Paul Thompson, associate professor of economics at Oregon State University, studied 15 years of data from more than 100 schools in Oregon that had experimented with shorter weeks.
“I find clear negative consequences for student learning when schools adopt four-day schedules,” he wrote, adding that student test scores in reading and math both dropped after the change.
“Those negative trends continue so long as five-day schedules are not restored. These detrimental achievement effects appear largely driven by reductions in weekly time in school, which decreases by three to four hours.”
Child care also becomes a factor, especially for low-income families where the students’ parents or caregivers work full time. While the school district plans to provide child care for Mondays, it will come at a cost.

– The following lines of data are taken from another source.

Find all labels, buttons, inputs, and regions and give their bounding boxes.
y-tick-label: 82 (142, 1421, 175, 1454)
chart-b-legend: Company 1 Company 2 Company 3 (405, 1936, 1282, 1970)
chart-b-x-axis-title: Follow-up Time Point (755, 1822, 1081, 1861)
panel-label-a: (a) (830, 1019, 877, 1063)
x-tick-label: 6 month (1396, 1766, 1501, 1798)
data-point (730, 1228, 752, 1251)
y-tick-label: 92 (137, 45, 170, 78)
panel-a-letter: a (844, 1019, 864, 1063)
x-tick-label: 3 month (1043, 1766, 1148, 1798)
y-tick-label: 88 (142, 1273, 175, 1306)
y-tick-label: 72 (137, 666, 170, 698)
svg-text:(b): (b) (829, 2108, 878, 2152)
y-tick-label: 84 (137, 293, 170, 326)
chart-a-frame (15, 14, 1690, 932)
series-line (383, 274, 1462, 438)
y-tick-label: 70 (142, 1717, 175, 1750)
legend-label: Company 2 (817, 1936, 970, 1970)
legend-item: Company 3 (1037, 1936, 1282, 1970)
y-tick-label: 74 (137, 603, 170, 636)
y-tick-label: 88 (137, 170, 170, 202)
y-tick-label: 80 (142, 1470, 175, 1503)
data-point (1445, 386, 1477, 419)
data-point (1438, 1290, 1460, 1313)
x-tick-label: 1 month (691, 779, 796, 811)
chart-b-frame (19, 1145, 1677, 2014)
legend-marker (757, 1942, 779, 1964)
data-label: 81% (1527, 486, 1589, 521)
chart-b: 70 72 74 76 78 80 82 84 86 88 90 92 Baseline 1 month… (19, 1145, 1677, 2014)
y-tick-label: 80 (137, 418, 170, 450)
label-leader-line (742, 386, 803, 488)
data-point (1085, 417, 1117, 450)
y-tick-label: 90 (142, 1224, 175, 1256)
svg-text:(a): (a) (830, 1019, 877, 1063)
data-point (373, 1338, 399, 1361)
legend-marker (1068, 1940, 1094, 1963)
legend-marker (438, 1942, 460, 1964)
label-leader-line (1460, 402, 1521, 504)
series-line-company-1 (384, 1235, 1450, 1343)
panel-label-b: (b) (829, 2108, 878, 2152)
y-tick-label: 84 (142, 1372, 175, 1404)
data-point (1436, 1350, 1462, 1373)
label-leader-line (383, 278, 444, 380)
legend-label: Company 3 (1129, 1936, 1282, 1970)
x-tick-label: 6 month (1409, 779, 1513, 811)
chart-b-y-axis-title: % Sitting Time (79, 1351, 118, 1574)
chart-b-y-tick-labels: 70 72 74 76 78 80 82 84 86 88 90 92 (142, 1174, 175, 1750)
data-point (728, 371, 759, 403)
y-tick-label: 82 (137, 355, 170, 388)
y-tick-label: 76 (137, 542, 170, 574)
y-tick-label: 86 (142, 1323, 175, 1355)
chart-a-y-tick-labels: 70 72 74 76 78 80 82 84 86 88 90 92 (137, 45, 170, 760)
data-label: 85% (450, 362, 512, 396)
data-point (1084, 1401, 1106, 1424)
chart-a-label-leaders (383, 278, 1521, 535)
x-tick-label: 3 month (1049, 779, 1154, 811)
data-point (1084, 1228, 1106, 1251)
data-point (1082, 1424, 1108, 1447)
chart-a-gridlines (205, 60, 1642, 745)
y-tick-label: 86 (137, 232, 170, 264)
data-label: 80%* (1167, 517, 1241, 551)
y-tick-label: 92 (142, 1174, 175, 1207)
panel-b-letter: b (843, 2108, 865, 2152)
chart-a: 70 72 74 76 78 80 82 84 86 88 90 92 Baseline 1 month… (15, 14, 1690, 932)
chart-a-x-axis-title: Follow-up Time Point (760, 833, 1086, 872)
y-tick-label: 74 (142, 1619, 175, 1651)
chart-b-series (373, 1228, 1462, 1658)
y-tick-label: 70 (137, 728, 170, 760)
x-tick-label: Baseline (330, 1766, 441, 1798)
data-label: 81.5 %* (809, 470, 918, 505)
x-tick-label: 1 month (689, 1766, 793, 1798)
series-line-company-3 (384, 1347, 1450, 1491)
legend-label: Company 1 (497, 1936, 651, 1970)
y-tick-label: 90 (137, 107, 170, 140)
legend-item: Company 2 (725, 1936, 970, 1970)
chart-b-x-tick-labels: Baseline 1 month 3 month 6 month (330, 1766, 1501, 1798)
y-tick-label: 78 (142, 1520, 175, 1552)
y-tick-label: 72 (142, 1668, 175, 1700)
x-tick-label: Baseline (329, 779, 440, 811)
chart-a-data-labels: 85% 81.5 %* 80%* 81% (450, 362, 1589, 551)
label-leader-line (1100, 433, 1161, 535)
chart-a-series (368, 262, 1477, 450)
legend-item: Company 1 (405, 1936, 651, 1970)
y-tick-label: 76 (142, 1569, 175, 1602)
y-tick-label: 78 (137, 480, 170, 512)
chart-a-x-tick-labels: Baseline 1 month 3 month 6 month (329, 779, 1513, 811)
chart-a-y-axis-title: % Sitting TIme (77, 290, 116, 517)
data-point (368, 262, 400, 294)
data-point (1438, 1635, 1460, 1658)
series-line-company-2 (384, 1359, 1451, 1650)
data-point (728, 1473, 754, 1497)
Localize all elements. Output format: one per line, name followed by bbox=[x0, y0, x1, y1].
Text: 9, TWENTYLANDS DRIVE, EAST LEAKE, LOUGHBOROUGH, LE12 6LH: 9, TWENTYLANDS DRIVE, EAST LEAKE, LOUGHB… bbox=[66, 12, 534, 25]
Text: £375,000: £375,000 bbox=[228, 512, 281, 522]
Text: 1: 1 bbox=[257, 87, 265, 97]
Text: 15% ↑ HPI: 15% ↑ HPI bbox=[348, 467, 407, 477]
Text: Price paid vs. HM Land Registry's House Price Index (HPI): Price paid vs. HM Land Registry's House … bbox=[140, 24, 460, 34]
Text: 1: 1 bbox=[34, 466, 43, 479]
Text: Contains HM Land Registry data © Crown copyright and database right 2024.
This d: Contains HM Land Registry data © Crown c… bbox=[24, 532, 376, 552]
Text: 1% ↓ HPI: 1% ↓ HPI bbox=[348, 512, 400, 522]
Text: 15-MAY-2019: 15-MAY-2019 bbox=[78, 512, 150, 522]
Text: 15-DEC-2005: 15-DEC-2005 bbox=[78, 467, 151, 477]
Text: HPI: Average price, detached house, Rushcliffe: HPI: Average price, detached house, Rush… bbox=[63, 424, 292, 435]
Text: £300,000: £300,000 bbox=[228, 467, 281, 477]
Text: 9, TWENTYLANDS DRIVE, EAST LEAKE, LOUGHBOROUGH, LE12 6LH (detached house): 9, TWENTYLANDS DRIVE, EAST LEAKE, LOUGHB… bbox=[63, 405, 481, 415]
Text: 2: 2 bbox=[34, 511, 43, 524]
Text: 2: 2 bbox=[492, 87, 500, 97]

“The lack of school on a weekday is difficult for working parents, as the pandemic experiences of families and broad exodus of women from the workforce have made clear,” Thompson wrote in his analysis.
Pruente also pointed out the switch to a four-day week will increase child care costs for her family.
“My family is middle class and with our schedule, we only need before care each day prior to the school day for two children,” she wrote.
“With a 4-day week, I would use the full day Monday childcare (for $30 each kid), instead of the before care cost of $10 each. This would be an increase of $40 weekly in my childcare payment to the school district. The total for the year will be $1240. How many families can handle this change?”